The Reducing Balance Method For Home Loans
Priyanka Singh, a 32-year-old-human resource manager in a multinational, has been window-shopping for the best home loan deal. After a long search, she signed on the dotted line, because she found the best possible deal under the prevailing lending conditions. Nevertheless, she did not notice a clause which mentioned that the home loan interest rate will be calculated according to a flat interest rate. Priyanka did not know what that meant.
We do not want you to get into something you do not fully understand.
MakaanIQ tells you more about the reducing balance method for home loans, when buying an apartment in India and why it may serve your interests better.
What is the 'Reducing Balance Method'?
Home loan equated monthly instalments (EMIs) are usually calculated on a reducing balance method. As the title suggests, under this method, the balance of home loan declines as you pay off your debt. In other words, the interest on a home loan is calculated and charged every month, but only on the outstanding balance of loan. The principal portion of the EMI declines and the interest is calculated on the remaining amount, every month.
The rationale is obvious. Why would you want to pay interest on principal amount if you have partially paid it off?
The principal amount component of the EMI lowers the loan balance, while the interest payment you make is the cost of borrowing from the bank. It is important to note that the principal amount component you need to pay will remain the same, but the interest component will become smaller and smaller till it becomes as low as possible at the end of the loan tenure.
In Priyanka's case, she will be expected to pay the same amount of interest during the entire course of the home loan tenure (i.e. under a flat interest rate). She will not benefit from the interest rate being calculated on the reduced or outstanding amount of the loan. The payment she makes toward the principal amount will not have any impact on the interest component. She will have to pay interest on the initial principal amount.
How does the reducing balance method work?
The reducing balance method depends on the frequency at which the outstanding principal is paid and reworked. Payments are made daily, monthly, quarterly or annually. Let us suppose you pay your EMI on the 10th of every month. Now, if your outstanding balance on the home loan is calculated on the 11th of the month, the frequency of reworking the interest on the outstanding principle will be daily.

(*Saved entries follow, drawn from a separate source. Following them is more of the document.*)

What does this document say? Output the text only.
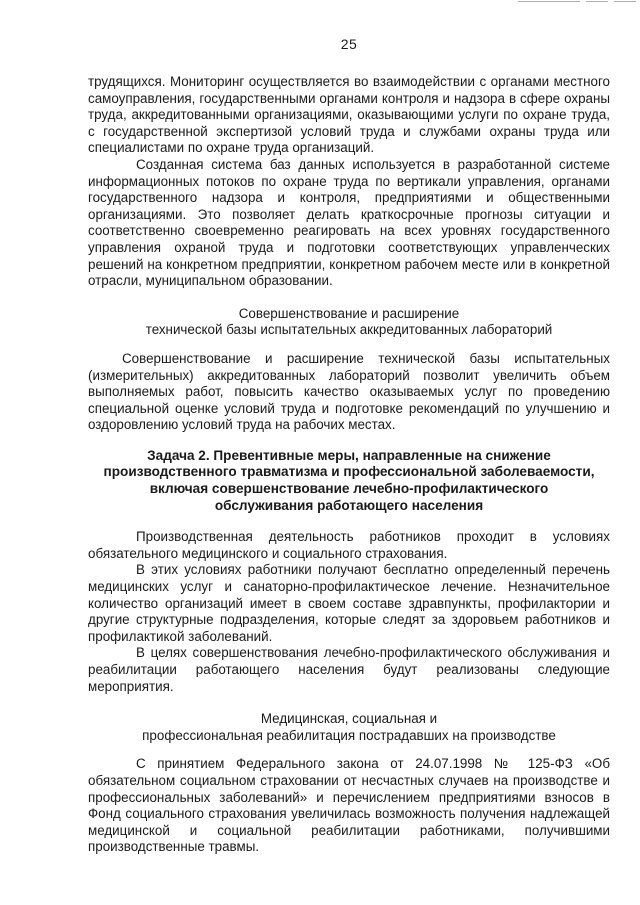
25

трудящихся. Мониторинг осуществляется во взаимодействии с органами местного самоуправления, государственными органами контроля и надзора в сфере охраны труда, аккредитованными организациями, оказывающими услуги по охране труда, с государственной экспертизой условий труда и службами охраны труда или специалистами по охране труда организаций.

Созданная система баз данных используется в разработанной системе информационных потоков по охране труда по вертикали управления, органами государственного надзора и контроля, предприятиями и общественными организациями. Это позволяет делать краткосрочные прогнозы ситуации и соответственно своевременно реагировать на всех уровнях государственного управления охраной труда и подготовки соответствующих управленческих решений на конкретном предприятии, конкретном рабочем месте или в конкретной отрасли, муниципальном образовании.

Совершенствование и расширение
технической базы испытательных аккредитованных лабораторий

Совершенствование и расширение технической базы испытательных (измерительных) аккредитованных лабораторий позволит увеличить объем выполняемых работ, повысить качество оказываемых услуг по проведению специальной оценке условий труда и подготовке рекомендаций по улучшению и оздоровлению условий труда на рабочих местах.

Задача 2. Превентивные меры, направленные на снижение
производственного травматизма и профессиональной заболеваемости,
включая совершенствование лечебно-профилактического
обслуживания работающего населения

Производственная деятельность работников проходит в условиях обязательного медицинского и социального страхования.

В этих условиях работники получают бесплатно определенный перечень медицинских услуг и санаторно-профилактическое лечение. Незначительное количество организаций имеет в своем составе здравпункты, профилактории и другие структурные подразделения, которые следят за здоровьем работников и профилактикой заболеваний.

В целях совершенствования лечебно-профилактического обслуживания и реабилитации работающего населения будут реализованы следующие мероприятия.

Медицинская, социальная и
профессиональная реабилитация пострадавших на производстве

С принятием Федерального закона от 24.07.1998 № 125-ФЗ «Об обязательном социальном страховании от несчастных случаев на производстве и профессиональных заболеваний» и перечислением предприятиями взносов в Фонд социального страхования увеличилась возможность получения надлежащей медицинской и социальной реабилитации работниками, получившими производственные травмы.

Similarly, the frequency of reworking the interest on the outstanding principle can be monthly, quarterly or annually.
What makes the daily frequency of reducing balance method better?
The daily reducing balance method is always better, when compared to the balance declining every month, if you are paying some amount above your monthly payments (i.e. part payment). This is so, because the outstanding balance of the loan/principal amount declining the day after the additional payment, instead of declining a month since then, will ultimately lead to lower interest payment.
The underlying concept is that the annualised rate is calculated based on the number days in a year, which is 365. If the loan or the principal amount declines every month, the number of days in a year would be, in effect, 360 (12 months*30 days). So, the interest payment you make will be a little higher when the principal component declines every month, when compared to it declining every day.
Do not go for the home loan that offers the lowest possible interest rate while choosing your home loan. You should also find out how the interest rate is calculated. There may be downsides to home loans with the lowest interest rates.